Tahap selanjutnya adalah verifikasi atau kritik sumber yang terbagi ke dalam kritik intern dan
kritik ekstern. Tahapan ini merupakan langkah untuk menguji kebenaran sumber, dan diperlukan
untuk menghindari kesalahan penyusunan historiografi yang berupa ahistoris dan/atau anakronis.

Tahapan berikutnya ialah interpretasi atau penafsiran sumber, di mana setelah peneliti berhasil
memeriksa keaslian dokumen dan informasi di dalamnya, maka tugas berikutnya adalah
menafsirkan data maupun informasi yang ditemukan. Data-data yang ditemukan nantinya harus
melalui tahap “analisis”, yakni menguraikan data tersebut satu-persatu. Setelah itu, data yang
telah diuraikan akan melalui tahap “sintesis”, yakni disusun atau dirangkai menjadi suatu narasi
yang memiliki keterkaitan satu sama lain.
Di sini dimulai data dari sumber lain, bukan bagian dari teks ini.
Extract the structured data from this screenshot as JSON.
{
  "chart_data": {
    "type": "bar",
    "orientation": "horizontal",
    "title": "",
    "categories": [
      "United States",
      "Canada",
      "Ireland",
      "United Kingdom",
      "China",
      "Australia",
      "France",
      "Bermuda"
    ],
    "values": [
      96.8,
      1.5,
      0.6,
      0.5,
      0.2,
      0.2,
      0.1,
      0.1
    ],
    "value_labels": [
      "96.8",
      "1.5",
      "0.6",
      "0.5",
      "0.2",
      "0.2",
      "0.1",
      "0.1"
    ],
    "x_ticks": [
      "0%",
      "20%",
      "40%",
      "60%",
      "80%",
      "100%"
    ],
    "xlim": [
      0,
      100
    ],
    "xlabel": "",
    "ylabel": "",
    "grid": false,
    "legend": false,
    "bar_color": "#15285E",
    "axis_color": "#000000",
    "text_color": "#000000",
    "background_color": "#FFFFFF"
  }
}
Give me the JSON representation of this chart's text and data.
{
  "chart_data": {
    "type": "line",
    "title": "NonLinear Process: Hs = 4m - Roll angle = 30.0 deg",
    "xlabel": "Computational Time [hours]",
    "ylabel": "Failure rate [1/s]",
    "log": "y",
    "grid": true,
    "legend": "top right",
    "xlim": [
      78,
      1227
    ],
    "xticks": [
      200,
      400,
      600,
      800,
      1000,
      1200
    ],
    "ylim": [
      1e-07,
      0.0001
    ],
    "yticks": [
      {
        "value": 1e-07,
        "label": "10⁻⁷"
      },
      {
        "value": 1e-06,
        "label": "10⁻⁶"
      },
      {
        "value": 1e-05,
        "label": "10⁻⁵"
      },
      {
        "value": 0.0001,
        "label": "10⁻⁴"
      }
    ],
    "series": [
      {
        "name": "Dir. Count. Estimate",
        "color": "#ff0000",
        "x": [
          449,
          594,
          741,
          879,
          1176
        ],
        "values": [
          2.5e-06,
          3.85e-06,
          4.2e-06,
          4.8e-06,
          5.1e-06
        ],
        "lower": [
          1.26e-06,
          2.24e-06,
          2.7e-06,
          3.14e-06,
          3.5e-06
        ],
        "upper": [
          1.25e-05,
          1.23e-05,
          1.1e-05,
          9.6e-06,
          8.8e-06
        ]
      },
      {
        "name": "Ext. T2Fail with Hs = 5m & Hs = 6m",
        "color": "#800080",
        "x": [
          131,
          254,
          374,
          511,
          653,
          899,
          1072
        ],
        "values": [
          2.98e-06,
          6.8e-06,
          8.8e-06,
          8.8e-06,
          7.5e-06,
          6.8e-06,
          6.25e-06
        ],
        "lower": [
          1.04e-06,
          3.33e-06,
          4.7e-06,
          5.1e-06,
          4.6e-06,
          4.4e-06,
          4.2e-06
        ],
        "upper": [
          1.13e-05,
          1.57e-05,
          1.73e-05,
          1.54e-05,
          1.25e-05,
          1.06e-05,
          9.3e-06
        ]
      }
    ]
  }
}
Tahap keempat atau yang terakhir yaitu historiografi atau penulisan sejarah yang mengacu pada
aturan-aturan penulisan dan memperhatikan aspek kronologis suatu peristiwa.
Pembahasan

Sebagian kecil wilayah Indonesia, khususnya beberapa wilayah di Jawa dan Bali bertumpu pada
sektor pertanian yang menjadi prioritas utama dalam penunjang perekonomian. Bali sangatlah
mengutamakan kesejahteraan masyarakat melalui sektor pertanian. Untuk menjadikan sektor
pertanian yang lebih maju, diharapkan para petani untuk meningkatkan produktivitasnya yang
dimana nantinya hal tersebut merupakan faktor yang sangat penting dalam menunjang
keberhasilan suatu usaha terutama pada sektor pertanian. Maka dari itu para petani di Indonesia
diusahakan menggunakan segala cara, di antaranya penggunaan atau pemanfaatan luas lahan
serta teknologi untuk menunjang produktivitas sektor pertanian.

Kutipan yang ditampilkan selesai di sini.